Today, arguments for and against deregulation of shop trading hours are seen as a battle between big and small business -- the big, bad Coles and Woolies versus the small, struggling independent. But this is not the full picture. The data shows small business is also hurt by restrictions on shop trading hours.
It is no accident that the States with the greatest growth in small retailer numbers are those with the most liberal shop trading hours. The chart, right, shows while Victorian small retailer numbers grew 30 per cent in the past decade, WA growth was only 2 per cent.
And this lack of new small shops is not surprising because the most successful shopping areas elsewhere are open at times consumers want to shop -- the weekend -- and combine big anchor tenants such as department stores with all the funky and individual boutiques and specialty shops that exemplify small business.
Far from the big guys swamping the small, the evidence from everywhere else is that they are complementary. As the WA Chamber of Commerce and Industry notes, the biggest drop in small businesses as a proportion of total retailers happened in WA and South Australia, where trading-hour restrictions still exist.
Traditionally, trade unions and churches have opposed Sunday retail trade, based on the idea that nobody should be forced to work on a Sunday. Twenty years ago, this argument had some merit because most employees were full-time workers. These days, with many more part-time workers who fit employment around study, child care and other responsibilities, the pool of people choosing to work on Sunday is much greater. Interestingly, both Coles and Woolworths make Sunday work voluntary while most smaller retailers have less flexibility and offer no choice over Sunday working hours.
The silent losers from all this argy-bargy between vested interests are consumers. In every place shop trading hours have been liberalised there would be an outcry and electoral oblivion if major restrictions were reintroduced. People get used to the freedom to shop on Sunday.
They weave it into their lives, so that Sunday trading becomes an ordinary thing, as commonplace as football on a Sunday.
Since shopping is so mundane, so much a habit, it is easy to believe that since we manage to survive now without Sunday trading we won't personally benefit from it if it were introduced. Like most outmoded practices, once they're gone nobody misses them but until then we put up with the way it is now, pretty much without thinking about it a lot.
Freedom and flexibility are not the only benefits for consumers. As a Choice survey proved, the supermarkets currently allowed to trade on Sundays charge significantly higher prices than Coles and Woolworths. The fact that these otherwise uncompetitive stores do so well on Sunday, to the extent it is their biggest day of trade, tells us two things. First, consumers want and need to shop for food on a Sunday, the demand is clearly there.
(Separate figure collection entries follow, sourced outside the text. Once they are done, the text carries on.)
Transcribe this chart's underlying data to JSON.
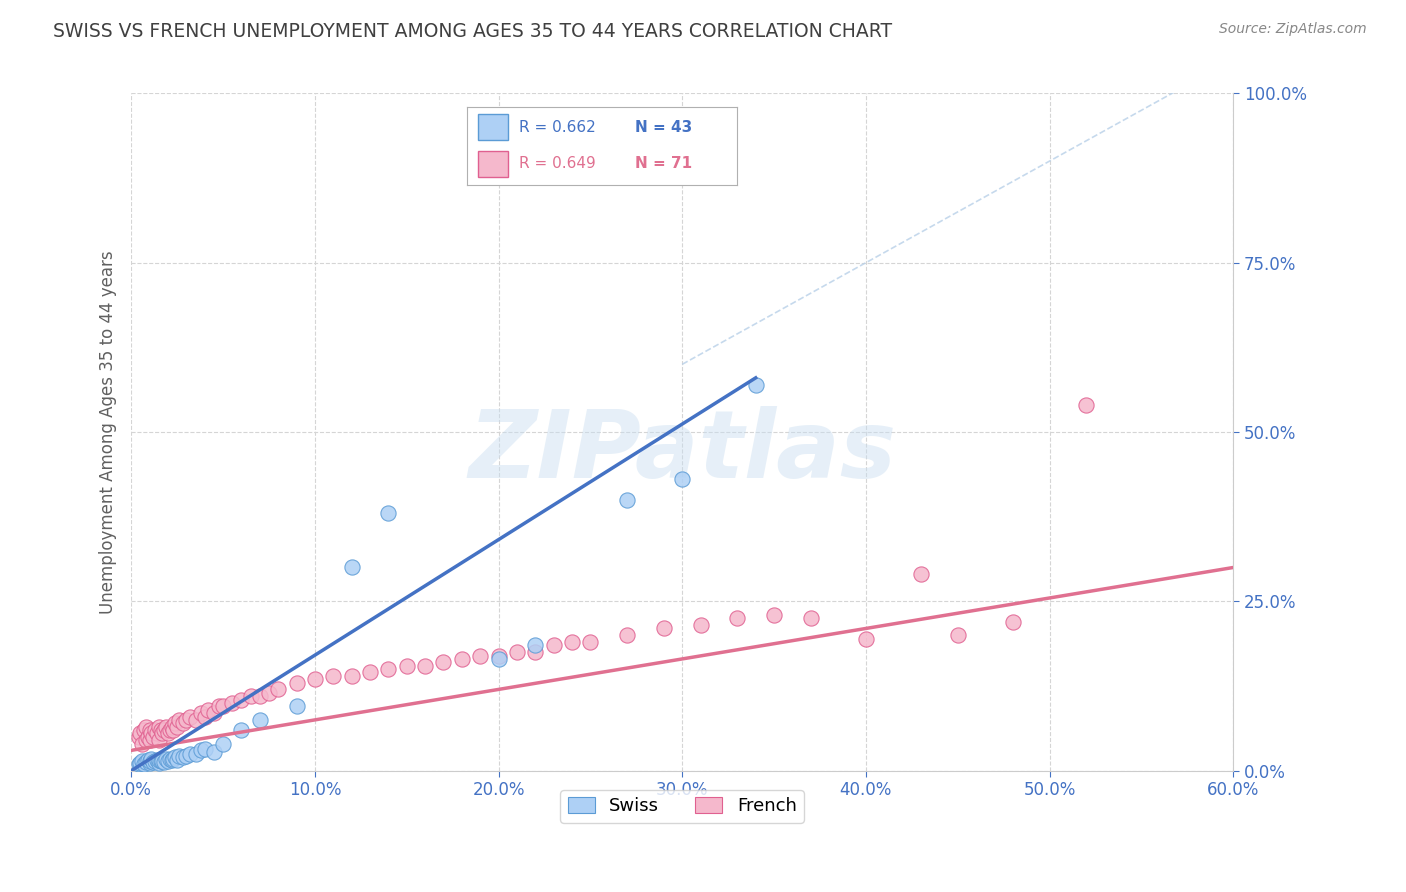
{
  "title": "SWISS VS FRENCH UNEMPLOYMENT AMONG AGES 35 TO 44 YEARS CORRELATION CHART",
  "source": "Source: ZipAtlas.com",
  "ylabel": "Unemployment Among Ages 35 to 44 years",
  "xlim": [
    0.0,
    0.6
  ],
  "ylim": [
    0.0,
    1.0
  ],
  "xticks": [
    0.0,
    0.1,
    0.2,
    0.3,
    0.4,
    0.5,
    0.6
  ],
  "yticks": [
    0.0,
    0.25,
    0.5,
    0.75,
    1.0
  ],
  "xticklabels": [
    "0.0%",
    "10.0%",
    "20.0%",
    "30.0%",
    "40.0%",
    "50.0%",
    "60.0%"
  ],
  "yticklabels": [
    "0.0%",
    "25.0%",
    "50.0%",
    "75.0%",
    "100.0%"
  ],
  "swiss_color": "#aed0f5",
  "french_color": "#f5b8cc",
  "swiss_edge_color": "#5b9bd5",
  "french_edge_color": "#e06090",
  "swiss_line_color": "#4472c4",
  "french_line_color": "#e07090",
  "ref_line_color": "#b8d0e8",
  "watermark_text": "ZIPatlas",
  "swiss_x": [
    0.004,
    0.005,
    0.006,
    0.007,
    0.008,
    0.009,
    0.01,
    0.01,
    0.011,
    0.012,
    0.013,
    0.014,
    0.015,
    0.015,
    0.016,
    0.017,
    0.018,
    0.019,
    0.02,
    0.021,
    0.022,
    0.023,
    0.024,
    0.025,
    0.026,
    0.028,
    0.03,
    0.032,
    0.035,
    0.038,
    0.04,
    0.045,
    0.05,
    0.06,
    0.07,
    0.09,
    0.12,
    0.14,
    0.2,
    0.22,
    0.27,
    0.3,
    0.34
  ],
  "swiss_y": [
    0.01,
    0.012,
    0.015,
    0.01,
    0.013,
    0.016,
    0.012,
    0.015,
    0.018,
    0.013,
    0.014,
    0.016,
    0.012,
    0.016,
    0.014,
    0.015,
    0.013,
    0.017,
    0.015,
    0.018,
    0.016,
    0.018,
    0.02,
    0.016,
    0.022,
    0.02,
    0.022,
    0.025,
    0.025,
    0.03,
    0.032,
    0.028,
    0.04,
    0.06,
    0.075,
    0.095,
    0.3,
    0.38,
    0.165,
    0.185,
    0.4,
    0.43,
    0.57
  ],
  "french_x": [
    0.004,
    0.005,
    0.006,
    0.007,
    0.008,
    0.008,
    0.009,
    0.01,
    0.01,
    0.011,
    0.012,
    0.013,
    0.014,
    0.015,
    0.015,
    0.016,
    0.017,
    0.018,
    0.019,
    0.02,
    0.021,
    0.022,
    0.023,
    0.024,
    0.025,
    0.026,
    0.028,
    0.03,
    0.032,
    0.035,
    0.038,
    0.04,
    0.042,
    0.045,
    0.048,
    0.05,
    0.055,
    0.06,
    0.065,
    0.07,
    0.075,
    0.08,
    0.09,
    0.1,
    0.11,
    0.12,
    0.13,
    0.14,
    0.15,
    0.16,
    0.17,
    0.18,
    0.19,
    0.2,
    0.21,
    0.22,
    0.23,
    0.24,
    0.25,
    0.27,
    0.29,
    0.31,
    0.33,
    0.35,
    0.37,
    0.4,
    0.43,
    0.45,
    0.48,
    0.52
  ],
  "french_y": [
    0.05,
    0.055,
    0.04,
    0.06,
    0.045,
    0.065,
    0.05,
    0.045,
    0.06,
    0.055,
    0.05,
    0.06,
    0.055,
    0.045,
    0.065,
    0.06,
    0.055,
    0.06,
    0.065,
    0.055,
    0.06,
    0.065,
    0.06,
    0.07,
    0.065,
    0.075,
    0.07,
    0.075,
    0.08,
    0.075,
    0.085,
    0.08,
    0.09,
    0.085,
    0.095,
    0.095,
    0.1,
    0.105,
    0.11,
    0.11,
    0.115,
    0.12,
    0.13,
    0.135,
    0.14,
    0.14,
    0.145,
    0.15,
    0.155,
    0.155,
    0.16,
    0.165,
    0.17,
    0.17,
    0.175,
    0.175,
    0.185,
    0.19,
    0.19,
    0.2,
    0.21,
    0.215,
    0.225,
    0.23,
    0.225,
    0.195,
    0.29,
    0.2,
    0.22,
    0.54
  ],
  "swiss_trend_x": [
    0.0,
    0.34
  ],
  "swiss_trend_y": [
    0.0,
    0.58
  ],
  "french_trend_x": [
    0.0,
    0.6
  ],
  "french_trend_y": [
    0.03,
    0.3
  ],
  "ref_line_x": [
    0.3,
    0.6
  ],
  "ref_line_y": [
    0.6,
    1.05
  ],
  "background_color": "#ffffff",
  "grid_color": "#d5d5d5",
  "tick_color": "#4472c4",
  "title_color": "#404040",
  "ylabel_color": "#606060"
}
Second, consumers are losing from the trading hours restrictions -- they are forced to pay more for the "privilege" of shopping on a Sunday.
But some consumer apathy and confusion over the benefits is no excuse for Government apathy -- the broader economic effects are too important to ignore. Places with deregulated shop trading, not just phoney tourist areas, have more shops, employ more people in retail trade and generate greater economic activity from retail. The economy-wide benefits are significant.
And the economic benefits are not just from retail trade itself. A growing and increasingly diversified population creates demand for greater variety, whether this is in retail, restaurants, entertainment or work. Great cities cater to all sorts and increasingly the kinds of young, highly skilled workers WA needs are demanding more lifestyle options than the State is permitting. The result is an outflow of young people to other States and to overseas, exactly the people WA is desperate to attract.
Eventually WA will totally deregulate shop trading hours. Eventually somebody will be brave enough to take on the vested interests and act for the benefit of consumers and the State economy. Once it happens the issue will go away: nobody ever agitates for re-regulation.
Until then the pressure will keep mounting because the current situation is unsupportable, a gross distortion that benefits a tiny minority of food retailers against the interests of the whole community. A new Liberal Government not beholden to vested interests is the obvious place to make this important change.